Description
Il Chassagne-Montrachet 1er Cru “Les Macherelles” 2022 di Domaine Jean-Claude Bachelet è una delle espressioni più aristocratiche e profonde della Côte de Beaune, un vino bianco che va oltre la pura ricchezza fruttata per raccontare il terroir borgognone nella sua forma più complessa ed essenziale.
Nasce nel cuore della denominazione di Chassagne-Montrachet, nello storico climat “Les Macherelles”, una parcella caratterizzata da suoli calcareo-argillosi unici, venati di marne bionde, con un’esposizione ideale che cattura la prima luce del mattino. Qui, la famiglia Bachelet coltiva le vigne secondo i rigidi dettami dell’agricoltura biologica e biodinamica, preservando un ecosistema vivo e vibrante: un approccio artigianale e profondo che si riflette perfettamente nello stile del vino, fatto di tensione minerale, materia ricca e profonda eleganza.

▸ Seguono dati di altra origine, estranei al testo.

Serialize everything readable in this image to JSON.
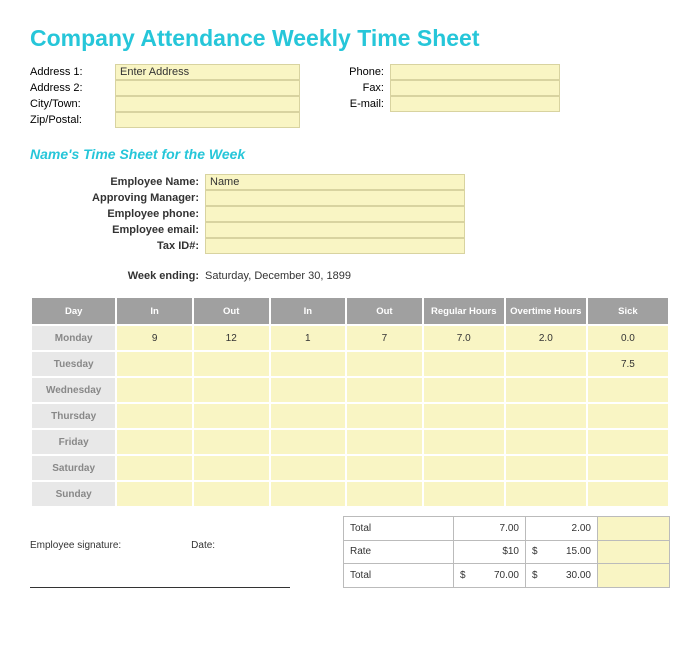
{
  "title": "Company Attendance Weekly Time Sheet",
  "address": {
    "label1": "Address 1:",
    "label2": "Address 2:",
    "label3": "City/Town:",
    "label4": "Zip/Postal:",
    "value1": "Enter Address",
    "value2": "",
    "value3": "",
    "value4": ""
  },
  "contact": {
    "label1": "Phone:",
    "label2": "Fax:",
    "label3": "E-mail:",
    "value1": "",
    "value2": "",
    "value3": ""
  },
  "subtitle": "Name's Time Sheet for the Week",
  "employee": {
    "name_label": "Employee Name:",
    "name": "Name",
    "manager_label": "Approving Manager:",
    "manager": "",
    "phone_label": "Employee phone:",
    "phone": "",
    "email_label": "Employee email:",
    "email": "",
    "tax_label": "Tax ID#:",
    "tax": ""
  },
  "week": {
    "label": "Week ending:",
    "value": "Saturday, December 30, 1899"
  },
  "table": {
    "headers": [
      "Day",
      "In",
      "Out",
      "In",
      "Out",
      "Regular Hours",
      "Overtime Hours",
      "Sick"
    ],
    "rows": [
      {
        "day": "Monday",
        "in1": "9",
        "out1": "12",
        "in2": "1",
        "out2": "7",
        "reg": "7.0",
        "ot": "2.0",
        "sick": "0.0"
      },
      {
        "day": "Tuesday",
        "in1": "",
        "out1": "",
        "in2": "",
        "out2": "",
        "reg": "",
        "ot": "",
        "sick": "7.5"
      },
      {
        "day": "Wednesday",
        "in1": "",
        "out1": "",
        "in2": "",
        "out2": "",
        "reg": "",
        "ot": "",
        "sick": ""
      },
      {
        "day": "Thursday",
        "in1": "",
        "out1": "",
        "in2": "",
        "out2": "",
        "reg": "",
        "ot": "",
        "sick": ""
      },
      {
        "day": "Friday",
        "in1": "",
        "out1": "",
        "in2": "",
        "out2": "",
        "reg": "",
        "ot": "",
        "sick": ""
      },
      {
        "day": "Saturday",
        "in1": "",
        "out1": "",
        "in2": "",
        "out2": "",
        "reg": "",
        "ot": "",
        "sick": ""
      },
      {
        "day": "Sunday",
        "in1": "",
        "out1": "",
        "in2": "",
        "out2": "",
        "reg": "",
        "ot": "",
        "sick": ""
      }
    ]
  },
  "signature": {
    "emp": "Employee signature:",
    "date": "Date:"
  },
  "summary": {
    "total_label": "Total",
    "total_reg": "7.00",
    "total_ot": "2.00",
    "rate_label": "Rate",
    "rate_reg": "$10",
    "rate_ot_prefix": "$",
    "rate_ot": "15.00",
    "grand_label": "Total",
    "grand_reg_prefix": "$",
    "grand_reg": "70.00",
    "grand_ot_prefix": "$",
    "grand_ot": "30.00"
  }
}
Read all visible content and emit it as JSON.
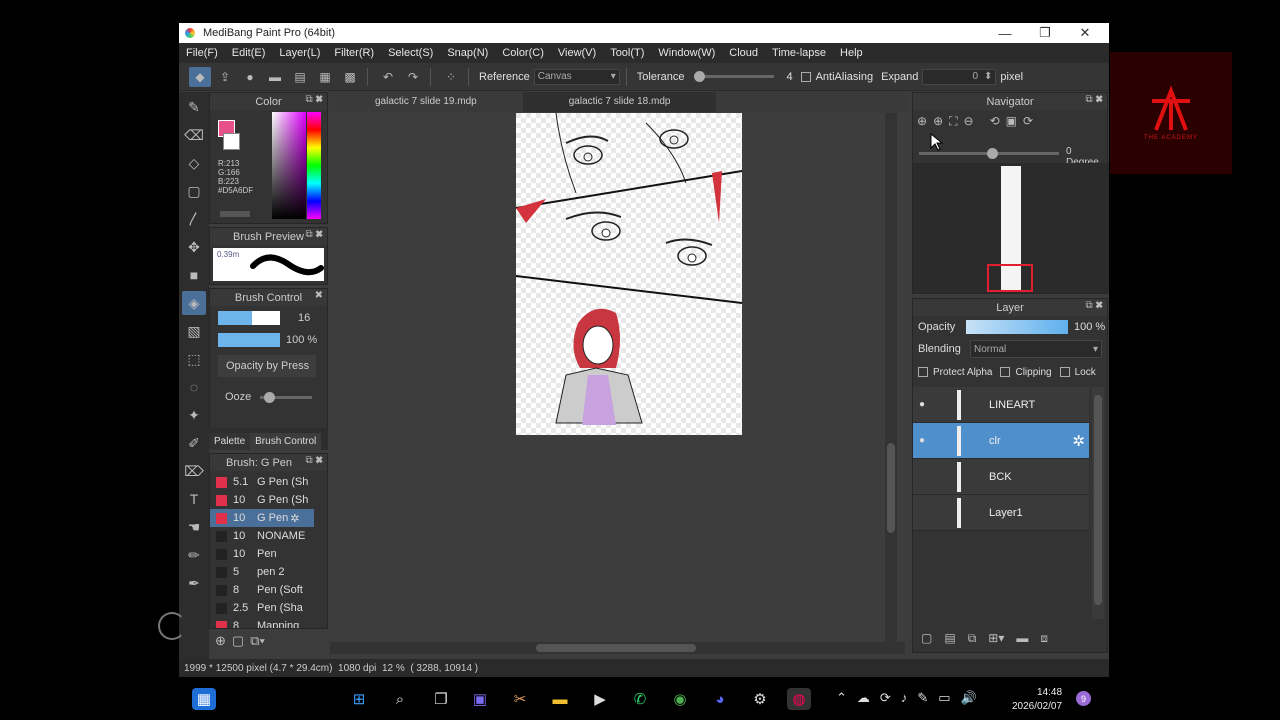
{
  "window": {
    "title": "MediBang Paint Pro (64bit)"
  },
  "menu": [
    "File(F)",
    "Edit(E)",
    "Layer(L)",
    "Filter(R)",
    "Select(S)",
    "Snap(N)",
    "Color(C)",
    "View(V)",
    "Tool(T)",
    "Window(W)",
    "Cloud",
    "Time-lapse",
    "Help"
  ],
  "toolbar": {
    "reference_label": "Reference",
    "reference_value": "Canvas",
    "tolerance_label": "Tolerance",
    "tolerance_value": "4",
    "antialias_label": "AntiAliasing",
    "expand_label": "Expand",
    "expand_value": "0",
    "expand_unit": "pixel"
  },
  "tabs": [
    "galactic 7 slide 19.mdp",
    "galactic 7 slide 18.mdp"
  ],
  "color_panel": {
    "title": "Color",
    "r": "R:213",
    "g": "G:166",
    "b": "B:223",
    "hex": "#D5A6DF",
    "fg": "#e8508a",
    "bg": "#ffffff"
  },
  "brush_preview": {
    "title": "Brush Preview",
    "size": "0.39m"
  },
  "brush_control": {
    "title": "Brush Control",
    "size": "16",
    "opacity": "100 %",
    "opacity_by_pressure": "Opacity by Press",
    "ooze": "Ooze",
    "size_level": 0.55,
    "opacity_level": 1.0
  },
  "palette_tabs": [
    "Palette",
    "Brush Control"
  ],
  "brush_list": {
    "title": "Brush: G Pen",
    "items": [
      {
        "size": "5.1",
        "name": "G Pen (Sh",
        "color": "#e0304a",
        "selected": false
      },
      {
        "size": "10",
        "name": "G Pen (Sh",
        "color": "#e0304a",
        "selected": false
      },
      {
        "size": "10",
        "name": "G Pen",
        "color": "#e0304a",
        "selected": true
      },
      {
        "size": "10",
        "name": "NONAME",
        "color": "#222222",
        "selected": false
      },
      {
        "size": "10",
        "name": "Pen",
        "color": "#222222",
        "selected": false
      },
      {
        "size": "5",
        "name": "pen 2",
        "color": "#222222",
        "selected": false
      },
      {
        "size": "8",
        "name": "Pen (Soft",
        "color": "#222222",
        "selected": false
      },
      {
        "size": "2.5",
        "name": "Pen (Sha",
        "color": "#222222",
        "selected": false
      },
      {
        "size": "8",
        "name": "Mapping",
        "color": "#e0304a",
        "selected": false
      }
    ]
  },
  "navigator": {
    "title": "Navigator",
    "degree": "0 Degree"
  },
  "layer_panel": {
    "title": "Layer",
    "opacity_label": "Opacity",
    "opacity_value": "100 %",
    "blending_label": "Blending",
    "blending_value": "Normal",
    "protect_alpha": "Protect Alpha",
    "clipping": "Clipping",
    "lock": "Lock",
    "layers": [
      {
        "name": "LINEART",
        "selected": false,
        "visible": true
      },
      {
        "name": "clr",
        "selected": true,
        "visible": true
      },
      {
        "name": "BCK",
        "selected": false,
        "visible": false
      },
      {
        "name": "Layer1",
        "selected": false,
        "visible": false
      }
    ]
  },
  "status": {
    "dimensions": "1999 * 12500 pixel",
    "cm": "(4.7 * 29.4cm)",
    "dpi": "1080 dpi",
    "zoom": "12 %",
    "coords": "( 3288, 10914 )"
  },
  "taskbar": {
    "time": "14:48",
    "date": "2026/02/07",
    "notif_count": "9"
  },
  "logo_text": "THE ACADEMY"
}
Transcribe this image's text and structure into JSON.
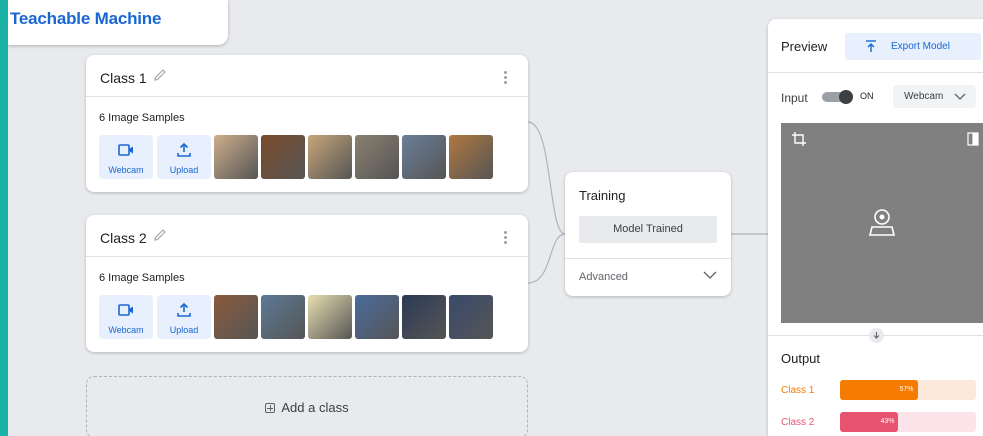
{
  "app": {
    "title": "Teachable Machine"
  },
  "classes": [
    {
      "name": "Class 1",
      "samples_label": "6 Image Samples",
      "webcam_label": "Webcam",
      "upload_label": "Upload",
      "thumb_colors": [
        "#cdae8c",
        "#7a4b2a",
        "#c7a57a",
        "#8a8070",
        "#6b7f99",
        "#b07840"
      ]
    },
    {
      "name": "Class 2",
      "samples_label": "6 Image Samples",
      "webcam_label": "Webcam",
      "upload_label": "Upload",
      "thumb_colors": [
        "#8b5a3c",
        "#5c7a95",
        "#e8dfb0",
        "#4a6b9c",
        "#2c3a55",
        "#3a4a6b"
      ]
    }
  ],
  "add_class": {
    "label": "Add a class"
  },
  "training": {
    "title": "Training",
    "status_button": "Model Trained",
    "advanced_label": "Advanced"
  },
  "preview": {
    "title": "Preview",
    "export_label": "Export Model",
    "input_label": "Input",
    "toggle_label": "ON",
    "toggle_on": true,
    "source_select": "Webcam",
    "output_label": "Output",
    "outputs": [
      {
        "label": "Class 1",
        "percent": 57,
        "percent_text": "57%",
        "color": "#f57c00",
        "track_color": "#fde9dc"
      },
      {
        "label": "Class 2",
        "percent": 43,
        "percent_text": "43%",
        "color": "#e8546f",
        "track_color": "#fce4ea"
      }
    ]
  },
  "colors": {
    "accent_blue": "#1967d2",
    "background": "#e8eaed",
    "frame": "#1bb3a6",
    "camera_view": "#808080"
  }
}
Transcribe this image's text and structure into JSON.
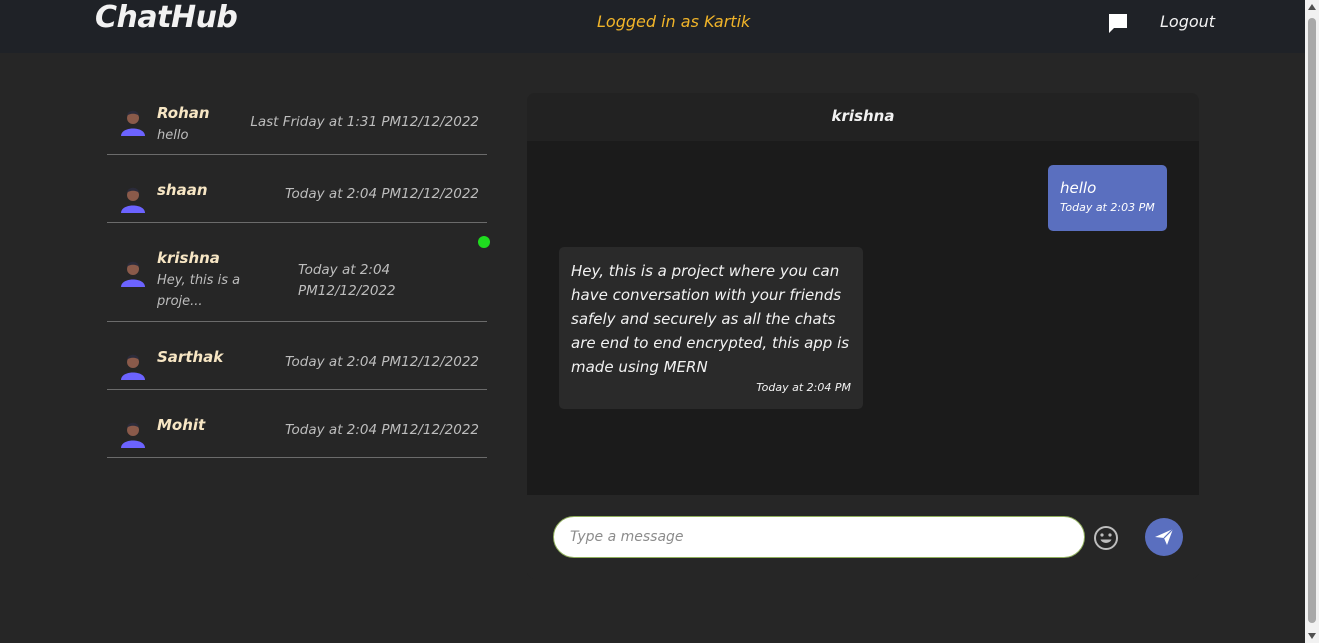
{
  "header": {
    "brand": "ChatHub",
    "logged_in": "Logged in as Kartik",
    "chat_icon": "message-icon",
    "logout": "Logout"
  },
  "contacts": [
    {
      "name": "Rohan",
      "preview": "hello",
      "time": "Last Friday at 1:31 PM12/12/2022",
      "online": false
    },
    {
      "name": "shaan",
      "preview": "",
      "time": "Today at 2:04 PM12/12/2022",
      "online": false
    },
    {
      "name": "krishna",
      "preview": "Hey, this is a proje...",
      "time": "Today at 2:04 PM12/12/2022",
      "online": true
    },
    {
      "name": "Sarthak",
      "preview": "",
      "time": "Today at 2:04 PM12/12/2022",
      "online": false
    },
    {
      "name": "Mohit",
      "preview": "",
      "time": "Today at 2:04 PM12/12/2022",
      "online": false
    }
  ],
  "chat": {
    "title": "krishna",
    "messages": [
      {
        "direction": "outgoing",
        "text": "hello",
        "time": "Today at 2:03 PM"
      },
      {
        "direction": "incoming",
        "text": "Hey, this is a project where you can have conversation with your friends safely and securely as all the chats are end to end encrypted, this app is made using MERN",
        "time": "Today at 2:04 PM"
      }
    ],
    "input_placeholder": "Type a message",
    "input_value": ""
  },
  "colors": {
    "accent": "#5a6fbf",
    "logged_in_text": "#f0b429",
    "online": "#1fdc1f",
    "background": "#262626",
    "topbar": "#1f2227"
  }
}
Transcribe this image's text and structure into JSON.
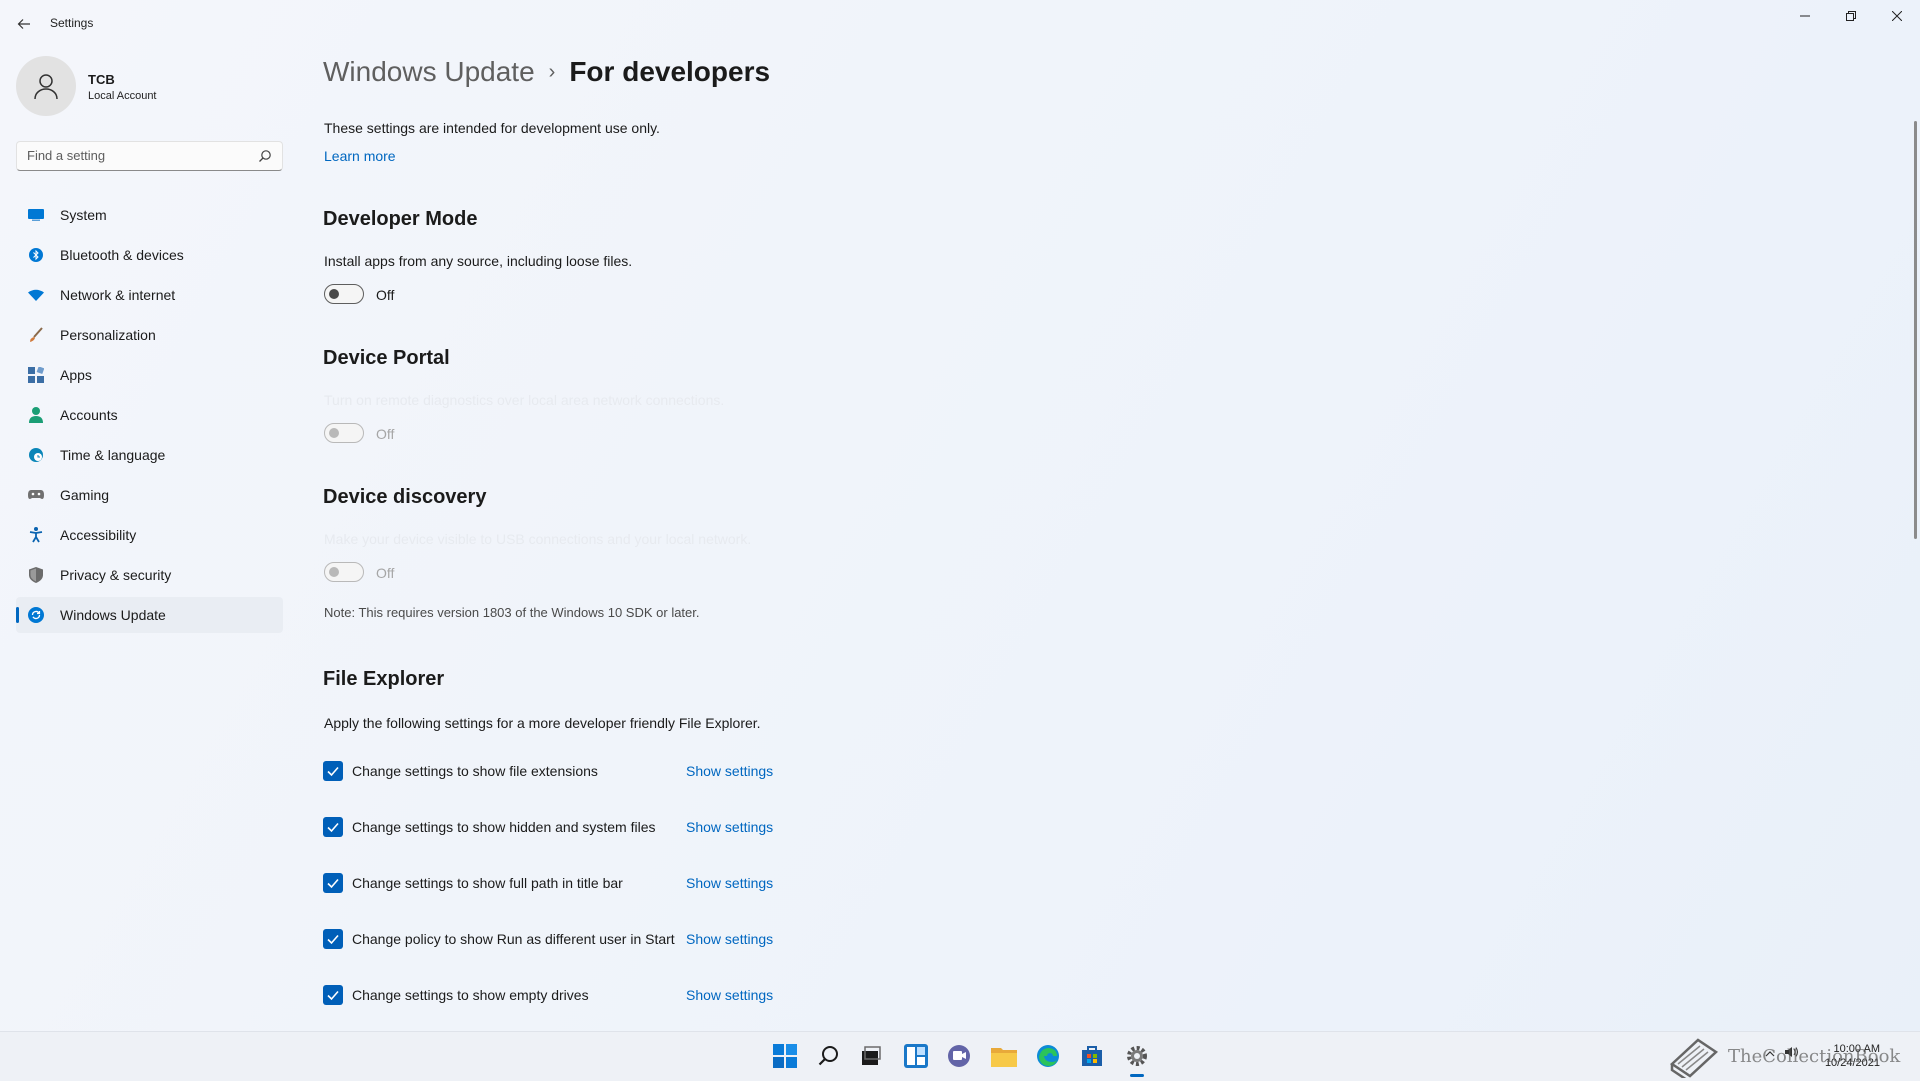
{
  "window": {
    "title": "Settings"
  },
  "profile": {
    "name": "TCB",
    "account_type": "Local Account"
  },
  "search": {
    "placeholder": "Find a setting"
  },
  "sidebar": {
    "items": [
      {
        "label": "System",
        "icon": "system-icon",
        "color": "#0078d4"
      },
      {
        "label": "Bluetooth & devices",
        "icon": "bluetooth-icon",
        "color": "#0078d4"
      },
      {
        "label": "Network & internet",
        "icon": "wifi-icon",
        "color": "#0078d4"
      },
      {
        "label": "Personalization",
        "icon": "brush-icon",
        "color": "#d07a3b"
      },
      {
        "label": "Apps",
        "icon": "apps-icon",
        "color": "#3b6ea5"
      },
      {
        "label": "Accounts",
        "icon": "person-icon",
        "color": "#1a9e75"
      },
      {
        "label": "Time & language",
        "icon": "globe-clock-icon",
        "color": "#0a86b8"
      },
      {
        "label": "Gaming",
        "icon": "gamepad-icon",
        "color": "#707070"
      },
      {
        "label": "Accessibility",
        "icon": "accessibility-icon",
        "color": "#0a63b0"
      },
      {
        "label": "Privacy & security",
        "icon": "shield-icon",
        "color": "#6b6b6b"
      },
      {
        "label": "Windows Update",
        "icon": "update-icon",
        "color": "#0078d4",
        "active": true
      }
    ]
  },
  "breadcrumb": {
    "parent": "Windows Update",
    "separator": "›",
    "current": "For developers"
  },
  "intro": {
    "text": "These settings are intended for development use only.",
    "learn_more": "Learn more"
  },
  "developer_mode": {
    "title": "Developer Mode",
    "description": "Install apps from any source, including loose files.",
    "toggle_label": "Off",
    "enabled": false
  },
  "device_portal": {
    "title": "Device Portal",
    "description": "Turn on remote diagnostics over local area network connections.",
    "toggle_label": "Off",
    "enabled": false
  },
  "device_discovery": {
    "title": "Device discovery",
    "description": "Make your device visible to USB connections and your local network.",
    "toggle_label": "Off",
    "enabled": false,
    "note": "Note: This requires version 1803 of the Windows 10 SDK or later."
  },
  "file_explorer": {
    "title": "File Explorer",
    "description": "Apply the following settings for a more developer friendly File Explorer.",
    "options": [
      {
        "label": "Change settings to show file extensions",
        "checked": true,
        "link": "Show settings"
      },
      {
        "label": "Change settings to show hidden and system files",
        "checked": true,
        "link": "Show settings"
      },
      {
        "label": "Change settings to show full path in title bar",
        "checked": true,
        "link": "Show settings"
      },
      {
        "label": "Change policy to show Run as different user in Start",
        "checked": true,
        "link": "Show settings"
      },
      {
        "label": "Change settings to show empty drives",
        "checked": true,
        "link": "Show settings"
      }
    ]
  },
  "taskbar": {
    "icons": [
      "start-icon",
      "search-icon",
      "task-view-icon",
      "widgets-icon",
      "teams-chat-icon",
      "file-explorer-icon",
      "edge-icon",
      "store-icon",
      "settings-icon"
    ],
    "watermark": "TheCollectionBook",
    "time": "10:00 AM",
    "date": "10/24/2021"
  },
  "colors": {
    "accent": "#0067c0",
    "checkbox": "#005fb8"
  }
}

Ottenuto esclusivamente da uve Chardonnay da vecchie vigne, il Les Macherelles 2022 è il risultato di una viticoltura sartoriale e di una vinificazione che bandisce ogni tipo di forzatura tecnica. L’annata 2022, calda e luminosa ma dotata di insospettabile freschezza, ha permesso una maturazione millimetrica e sana delle uve. La fermentazione avviene spontaneamente con soli lieviti indigeni in pezzi di rovere francese, seguita da un lunghissimo e lento affinamento (fino a 18-20 mesi) sulle fecce fini senza bâtonnage, per non appesantire il sorso e mantenere intatta la firma salina della terra.
Nel calice si presenta con un giallo paglierino luminoso dai riflessi dorati e brillanti, mentre al naso esprime un bouquet fine, stratificato e magnetico, con note di agrume maturo (cedro e bergamotto), pesca bianca, fiori d’albero da frutto e una vibrante scia di pietra focaia e gesso, arricchita da finissimi richiami di nocciola fresca e burro fuso. Al palato è armonico, sontuoso e dinamico, sostenuto da una spalla acida affilata come un rasoio che taglia la materia ricca dell’annata, allungandone la persistenza su note sapide infinite.
Un vino che interpreta la Borgogna in chiave sussurrata ma immensamente autorevole, pensato per chi ricerca l’autenticità del vitigno, l’energia del territorio e una longevità espressiva straordinaria.
Profilo sensoriale
- Colore: giallo paglierino brillante con riflessi oro verde.
- Naso: agrume nobile, fiori bianchi calcarei, mandorla verde, burro chiarificato e pietra focaia.
- Palato: elegante, monumentale e profondo, dotato di una freschezza gessosa e tridimensionale, con finale infinito e iodato.
Abbinamenti consigliati
Un bianco aristocratico e squisitamente gastronomico, ideale per assecondare la grande cucina e materie prime nobili.
- Crostacei di alta gamma: Astice blu o aragosta alla termidoro.
- Pesce nobile: Filetto di San Pietro con riduzione al burro bianco e tartufo bianco.
- Carni bianche d’autore: Suprema di cappone alla crema di spugnole.
- Primi piatti gourmet: Risotto ai funghi porcini e capesante scottate.
- Formaggi: Comté d’alpeggio stagionato 36 mesi o un raffinato Brillat-Savarin.